Issue #1,042 Today In Black History, Wednesday, June 24, 2026
June is Black Music Appreciation Month. Black Music Month was initiated in 1979 by Philadelphia songwriter Kenny Gamble, pioneering radio DJ Ed Wright, and media strategist Dyana Williams. These three music icons successfully campaigned the idea to President Jimmy Carter, who held the first White House reception celebrating Black music on June 7, 1979.
This month in Today In Black History, we will highlight a few of the famous and lesser-known Black musicians.
There’s a moment in 1871 that changed American music forever. A small, exhausted group of young Black singers boarded a train in Nashville, Tennessee, with almost nothing to their name — no guarantee of success, no warm reception waiting for them, and certainly no idea that their voices would one day echo in the concert halls of Europe and the corridors of the White House. They were the Fisk Jubilee Singers, and what they carried with them was priceless: the sacred songs of their enslaved ancestors.
The Fisk Jubilee Singers were founded in 1871 under the direction of George Leonard White, the treasurer and music teacher at Fisk University in Nashville. The school, established in 1866 to educate formerly enslaved people, was in desperate financial trouble. Desperate to keep Fisk’s doors open, White assembled eleven students and set out on a concert tour of the Northern United States. The name “Jubilee” was a nod to the biblical Year of Jubilee — a time of liberation and freedom.
The early tour was rough. Audiences were sometimes hostile, and hotels regularly turned them away. But when the singers performed, something remarkable happened. Crowds who expected novelty were moved to tears instead. The songs the Jubilee Singers shared — “Swing Low, Sweet Chariot,” “Go Down, Moses,” “Steal Away,” “Nobody Knows the Trouble I’ve Seen” — were Negro spirituals, the deeply felt, often coded songs created by enslaved Black Americans. These weren’t folk curiosities. They were testimonies.
The tour slowly caught fire. The group raised enough money to save Fisk University — and then they didn’t stop. In 1872, they performed at the World Peace Jubilee in Boston before an audience of 40,000 people. President Ulysses S. Grant received them at the White House. Newspapers that had once ignored them now celebrated them.
Their international tour, beginning in 1873, was nothing short of historic. In Britain, they performed for Queen Victoria, who was so moved she commissioned a portrait of the group. They toured Germany, where composer Antonín Dvořák later credited their spirituals as a major influence on his landmark New World Symphony. They sang for heads of state, packed concert halls, and returned home with over $150,000 — an enormous sum that funded the construction of Jubilee Hall at Fisk, the first permanent building in the American South built expressly to educate Black students. That building still stands today.

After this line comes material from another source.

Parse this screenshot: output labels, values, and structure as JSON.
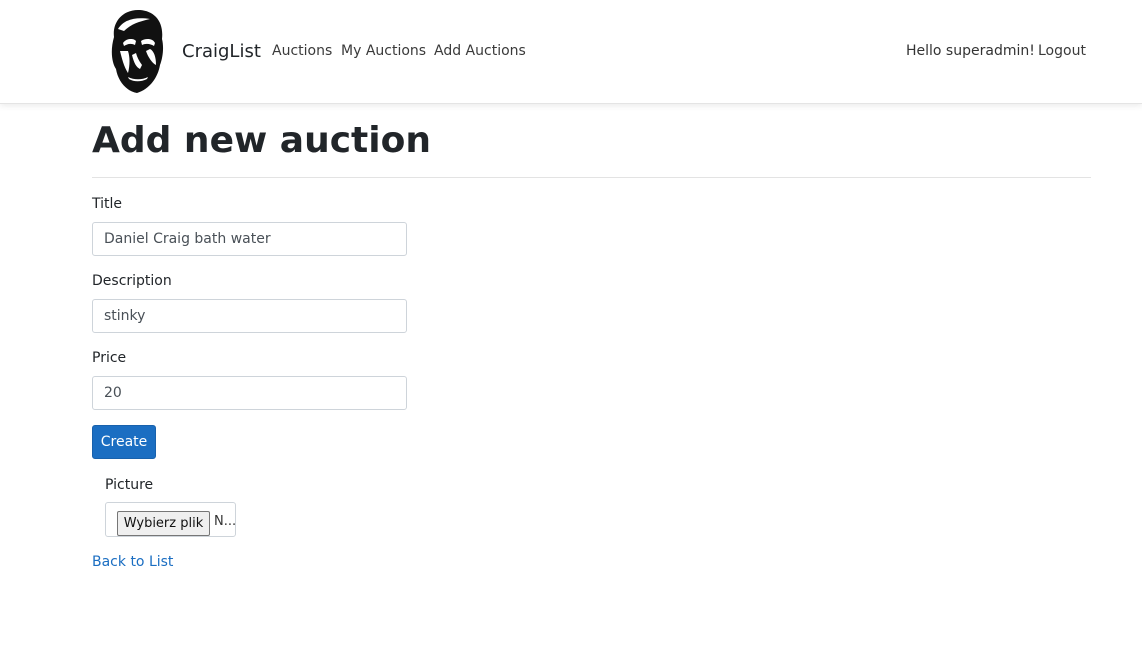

The Fisk Jubilee Singers did something no institution could have planned: they took music that was in danger of fading from memory and placed it at the center of American cultural life. Before their tours, Negro spirituals were often dismissed or overlooked. The Jubilee Singers treated them as the masterworks they were — performing them with full artistic seriousness on the world’s most prestigious stages. In doing so, they forced the world to listen.
Their influence rippled outward into virtually every corner of American music. Gospel, blues, jazz, and soul all draw from the well of the spiritual tradition the Jubilee Singers championed. Artists from Mahalia Jackson to Beyoncé carry forward a legacy that runs directly through those eleven students who boarded a train in 1871.

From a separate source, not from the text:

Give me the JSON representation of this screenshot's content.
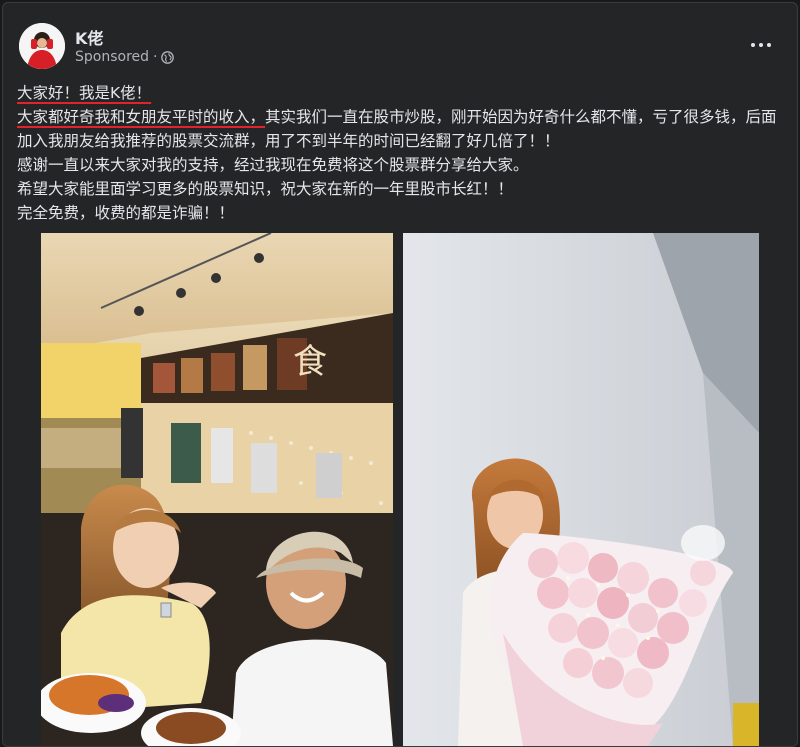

The Fisk Jubilee Singers never stopped. The ensemble has continued performing without interruption for over 150 years, making it one of the longest-running musical groups in American history. In 2008, they were awarded the National Medal of Arts by President George W. Bush. In 2022, a collection of their early recordings from 1909 was added to the Grammy Hall of Fame.

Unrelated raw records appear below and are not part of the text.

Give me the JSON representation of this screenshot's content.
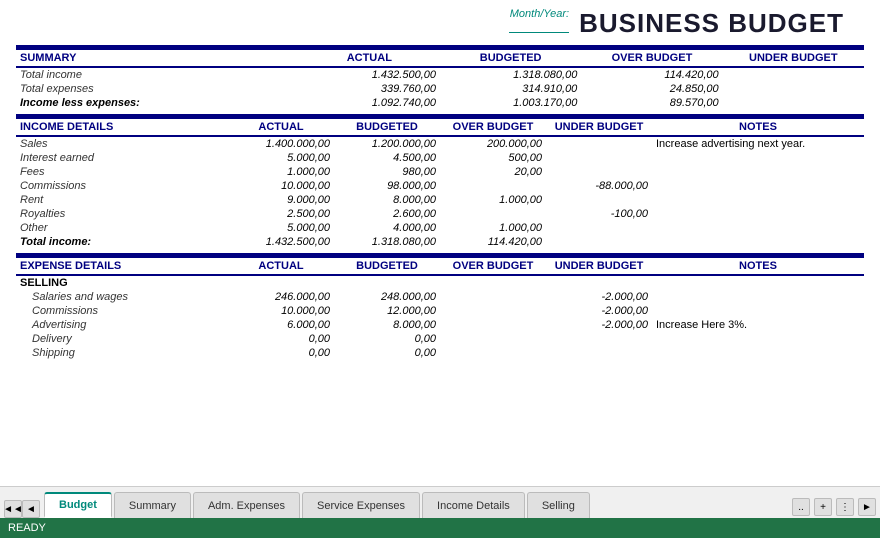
{
  "title": "BUSINESS BUDGET",
  "month_year_label": "Month/Year:",
  "summary": {
    "header": "SUMMARY",
    "columns": [
      "ACTUAL",
      "BUDGETED",
      "OVER BUDGET",
      "UNDER BUDGET"
    ],
    "rows": [
      {
        "label": "Total income",
        "actual": "1.432.500,00",
        "budgeted": "1.318.080,00",
        "over": "114.420,00",
        "under": ""
      },
      {
        "label": "Total expenses",
        "actual": "339.760,00",
        "budgeted": "314.910,00",
        "over": "24.850,00",
        "under": ""
      },
      {
        "label": "Income less expenses:",
        "actual": "1.092.740,00",
        "budgeted": "1.003.170,00",
        "over": "89.570,00",
        "under": "",
        "bold": true
      }
    ]
  },
  "income_details": {
    "header": "INCOME DETAILS",
    "columns": [
      "ACTUAL",
      "BUDGETED",
      "OVER BUDGET",
      "UNDER BUDGET",
      "NOTES"
    ],
    "rows": [
      {
        "label": "Sales",
        "actual": "1.400.000,00",
        "budgeted": "1.200.000,00",
        "over": "200.000,00",
        "under": "",
        "notes": "Increase advertising next year."
      },
      {
        "label": "Interest earned",
        "actual": "5.000,00",
        "budgeted": "4.500,00",
        "over": "500,00",
        "under": "",
        "notes": ""
      },
      {
        "label": "Fees",
        "actual": "1.000,00",
        "budgeted": "980,00",
        "over": "20,00",
        "under": "",
        "notes": ""
      },
      {
        "label": "Commissions",
        "actual": "10.000,00",
        "budgeted": "98.000,00",
        "over": "",
        "under": "-88.000,00",
        "notes": ""
      },
      {
        "label": "Rent",
        "actual": "9.000,00",
        "budgeted": "8.000,00",
        "over": "1.000,00",
        "under": "",
        "notes": ""
      },
      {
        "label": "Royalties",
        "actual": "2.500,00",
        "budgeted": "2.600,00",
        "over": "",
        "under": "-100,00",
        "notes": ""
      },
      {
        "label": "Other",
        "actual": "5.000,00",
        "budgeted": "4.000,00",
        "over": "1.000,00",
        "under": "",
        "notes": ""
      },
      {
        "label": "Total income:",
        "actual": "1.432.500,00",
        "budgeted": "1.318.080,00",
        "over": "114.420,00",
        "under": "",
        "notes": "",
        "bold": true
      }
    ]
  },
  "expense_details": {
    "header": "EXPENSE DETAILS",
    "columns": [
      "ACTUAL",
      "BUDGETED",
      "OVER BUDGET",
      "UNDER BUDGET",
      "NOTES"
    ],
    "selling_header": "SELLING",
    "rows": [
      {
        "label": "Salaries and wages",
        "actual": "246.000,00",
        "budgeted": "248.000,00",
        "over": "",
        "under": "-2.000,00",
        "notes": ""
      },
      {
        "label": "Commissions",
        "actual": "10.000,00",
        "budgeted": "12.000,00",
        "over": "",
        "under": "-2.000,00",
        "notes": ""
      },
      {
        "label": "Advertising",
        "actual": "6.000,00",
        "budgeted": "8.000,00",
        "over": "",
        "under": "-2.000,00",
        "notes": "Increase Here 3%."
      },
      {
        "label": "Delivery",
        "actual": "0,00",
        "budgeted": "0,00",
        "over": "",
        "under": "",
        "notes": ""
      },
      {
        "label": "Shipping",
        "actual": "0,00",
        "budgeted": "0,00",
        "over": "",
        "under": "",
        "notes": ""
      }
    ]
  },
  "tabs": [
    {
      "label": "Budget",
      "active": true
    },
    {
      "label": "Summary",
      "active": false
    },
    {
      "label": "Adm. Expenses",
      "active": false
    },
    {
      "label": "Service Expenses",
      "active": false
    },
    {
      "label": "Income Details",
      "active": false
    },
    {
      "label": "Selling",
      "active": false
    }
  ],
  "status": "READY",
  "nav_buttons": [
    "..",
    "+",
    ":",
    "◄"
  ]
}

Their story is one of survival, artistry, and profound dignity. They sang when the world tried to silence them — and the world, eventually, couldn’t help but listen.
Today In Black History
In 1884, John R. Lynch, a former congressman from Mississippi, was elected temporary chairman of the Republican convention and became the first Black person to preside over the deliberations of a national political party.
In 1885, Samuel David Ferguson, a consecrated bishop of the Protestant Episcopal Church, was named bishop of Liberia, becoming the first Black American with full membership in the House of Bishops.
In 1896, Booker T. Washington, the founder of Tuskegee Institute, received an honorary degree from Harvard University.
In 1937, Mary McLeod Bethune, an educator and civil rights leader, became the first woman to receive a major federal appointment when she was named Director of Negro Affairs of the National Youth Administration.
In 1960, Patrice Lumumba became the first Prime Minister of the independent nation of Congo.
In 1971, Daniels and Bell of New York became the first Black-owned securities firm admitted to the New York Stock Exchange.
In 1972, the Democratic National Convention approved the nomination of Yvonne Braithwaite Burke as co-chairperson.
In 1988, Atlanta University and Clark College, two of the nation’s oldest HBCUs, merged to create Clark Atlanta University.